ANZ Bank Now Using Mobile Technology To Harrass Qantas Frequent Flyer Customers
ANZ bank who are currently under investigation at the Banking Royal Commission is now using new mobile technology to hound Qantas Frequent Flyer customers, with automated telephone calls, to both land lines and mobile phones, in the past this bank were known to use standover men to chase down ANZ debtors.
From early morning to late at night the ANZ bank is now calling customers who have missed a payment on their credit card using hidden number calling even for amounts as low as $25.
They are also hitting the same customers being called with double digit interest on their cards, while also charging them a $20 late fee on top of the double-digit interest.
At the same time their customers who want to query a card transaction are made to wait online for up to an hour.
And if you are thinking of walking into an ANZ bank for some service as I did recently in an effort to cancel my ANZ card, forget it, as all the teller will do is pick up a phone and connect you with a call centre, where you once again have to wait in a queue.
I have an ANZ Qantas Frequent Flyer credit card which I was using as a backup to my regular Westpac credit card.
Within an hour Westpac was on to the fact, that unauthorised payments were being made from my card, for the simple reason that their artificial intelligence built into their card security system, was telling them that some weeks prior I had used the credit card to pay for an airline ticket and right at the time of the two unauthorised transactions ,I was sitting on an aircraft between LA and New York.

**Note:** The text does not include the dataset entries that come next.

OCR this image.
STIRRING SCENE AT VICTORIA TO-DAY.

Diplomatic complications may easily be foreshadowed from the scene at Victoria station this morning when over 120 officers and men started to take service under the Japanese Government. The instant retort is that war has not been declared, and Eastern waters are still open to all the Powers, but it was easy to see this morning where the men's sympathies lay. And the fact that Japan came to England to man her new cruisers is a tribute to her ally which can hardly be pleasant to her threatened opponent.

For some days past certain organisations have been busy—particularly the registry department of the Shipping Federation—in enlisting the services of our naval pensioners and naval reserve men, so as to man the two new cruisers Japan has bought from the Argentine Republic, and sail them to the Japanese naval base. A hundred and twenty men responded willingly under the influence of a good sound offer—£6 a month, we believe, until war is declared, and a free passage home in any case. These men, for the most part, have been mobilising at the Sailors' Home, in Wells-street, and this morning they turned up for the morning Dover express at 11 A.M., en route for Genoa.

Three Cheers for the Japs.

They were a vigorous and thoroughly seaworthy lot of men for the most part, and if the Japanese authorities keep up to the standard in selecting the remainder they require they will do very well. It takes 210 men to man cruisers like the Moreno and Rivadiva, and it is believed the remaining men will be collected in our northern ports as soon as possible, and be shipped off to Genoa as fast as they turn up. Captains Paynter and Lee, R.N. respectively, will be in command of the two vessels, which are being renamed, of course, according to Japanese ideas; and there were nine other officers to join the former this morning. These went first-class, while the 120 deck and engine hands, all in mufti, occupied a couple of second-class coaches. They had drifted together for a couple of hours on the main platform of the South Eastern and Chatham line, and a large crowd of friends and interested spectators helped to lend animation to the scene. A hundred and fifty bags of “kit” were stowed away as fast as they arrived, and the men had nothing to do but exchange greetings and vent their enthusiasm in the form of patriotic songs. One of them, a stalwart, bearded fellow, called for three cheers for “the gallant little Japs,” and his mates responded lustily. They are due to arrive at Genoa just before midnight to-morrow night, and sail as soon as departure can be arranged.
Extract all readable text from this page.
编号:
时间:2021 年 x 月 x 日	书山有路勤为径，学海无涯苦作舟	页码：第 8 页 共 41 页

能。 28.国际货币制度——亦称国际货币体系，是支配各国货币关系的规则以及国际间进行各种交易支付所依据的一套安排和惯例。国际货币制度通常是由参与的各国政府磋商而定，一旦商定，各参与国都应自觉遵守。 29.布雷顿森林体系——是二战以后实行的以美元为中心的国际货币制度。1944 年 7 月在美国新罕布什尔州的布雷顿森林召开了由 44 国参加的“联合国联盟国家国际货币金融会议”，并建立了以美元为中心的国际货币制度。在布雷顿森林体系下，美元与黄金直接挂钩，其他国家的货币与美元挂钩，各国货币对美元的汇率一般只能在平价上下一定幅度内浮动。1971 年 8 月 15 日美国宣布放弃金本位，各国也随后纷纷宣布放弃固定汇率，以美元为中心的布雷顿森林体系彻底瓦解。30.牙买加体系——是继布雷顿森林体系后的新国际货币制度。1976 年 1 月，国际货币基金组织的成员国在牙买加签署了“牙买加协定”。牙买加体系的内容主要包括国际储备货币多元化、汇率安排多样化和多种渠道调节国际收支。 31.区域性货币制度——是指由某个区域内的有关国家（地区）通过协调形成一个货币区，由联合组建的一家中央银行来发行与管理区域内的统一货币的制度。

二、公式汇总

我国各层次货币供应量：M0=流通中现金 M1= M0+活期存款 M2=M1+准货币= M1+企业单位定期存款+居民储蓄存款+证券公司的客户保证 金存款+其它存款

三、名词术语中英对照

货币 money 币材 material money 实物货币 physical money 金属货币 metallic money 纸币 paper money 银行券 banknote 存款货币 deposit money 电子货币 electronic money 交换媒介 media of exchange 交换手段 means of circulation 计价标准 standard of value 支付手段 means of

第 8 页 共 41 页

When I got to New York I was unable to use my Westpac card, so I got a back up card via a Qantas Frequent Flyer offer,the bank was ANZ.
Recently I made a $454 transaction on my ANZ Visa card.
And because I was overseas I did not get around to paying off the card immediately as I normally do.
In the past I have paid down thousands within weeks of a transaction being made, whether it be for an airline payment or hotel or a subscription but this appears to make no difference with ANZ.
Then came the ANZ calls day and night, it was pure automated harrasment, yesterday I got six calls in 6 hours.
After paying down the $454 I decided to ditch the card.
I tried to do it online but that was a waste of time and after 45 minutes I gave up and decided to visit my local North Sydney branch.
After waiting for a bank teller, I was told that the teller could not cancel the card.
He then made me sit and wait while he called the same call centre I had earlier given up on.
And to make matters worse, the operator said that she could not cancel the card as the payment from my Westpac account earlier that day was not showing up I asked why the real-time funds transfer system between bank accounts, even from different institutions was not in place she did not have an answer.
This is the same system that the ANZ bragged about back in October last year claiming that from January 2017, and due to a billion-dollar infrastructure upgrade.
Customers of the big four banks and about 50 smaller institutions would automatically be able to use instant payments between the banks.
Not so at the ANZ Bank who in the past have used known standover men to visit the homes of people who had fallen behind in their payments.
Tom Erikson was a well-known Melbourne standover man who described himself as a private detective.
Known to associate with criminals such as Christopher Dale Flannery who was a Painter and Docker known as “Rent A Kill” Erikson bragged to me on several occasions that he had access to banking information from the ANZ bank.
He showed me confidential documents relating to individuals who were ANZ customers that that he was tasked to hunt down, he said that they were paying him a retailer and a performance fee for his work.
Erikson was a thug who would use intimidation to collect debts.
Chief risk officer of ANZ’s digital division Kylie Rixon which is the same division that is now using mobile phone technology to harass their customers recently revealed at the ANZ bank had provided financial advice that was not in customers’ best interest.
Questioned at the Royal Commission over a 2015 compliance audit into the bank’s three main advice groups — ANZ Financial Planning, RI Advice and Millennium she admitted that one in every 20 pieces of advice given to customers failed to meet the requirement that the advice was likely to be in the best interest of the client.
She was also asked: “What’s sampled in an audit is meant to be representative of what’s happening across the business?”
“Yes, that’s true,” Ms Rixon replied.
The audit, which looked at advice provided between June 2013 to June 2015, found 11 per cent of Millennium3 advisers and 6 per cent of ANZ Financial Planning advisers were rated at “high risk” of not providing appropriate advice.
Ms Rixon described the assessment as “very regrettable” and admitted there were deficiencies in ANZ’s systems.
The audit also found the number of cases where inappropriate advice was given dramatically jumped, despite a drop in the number of advisers.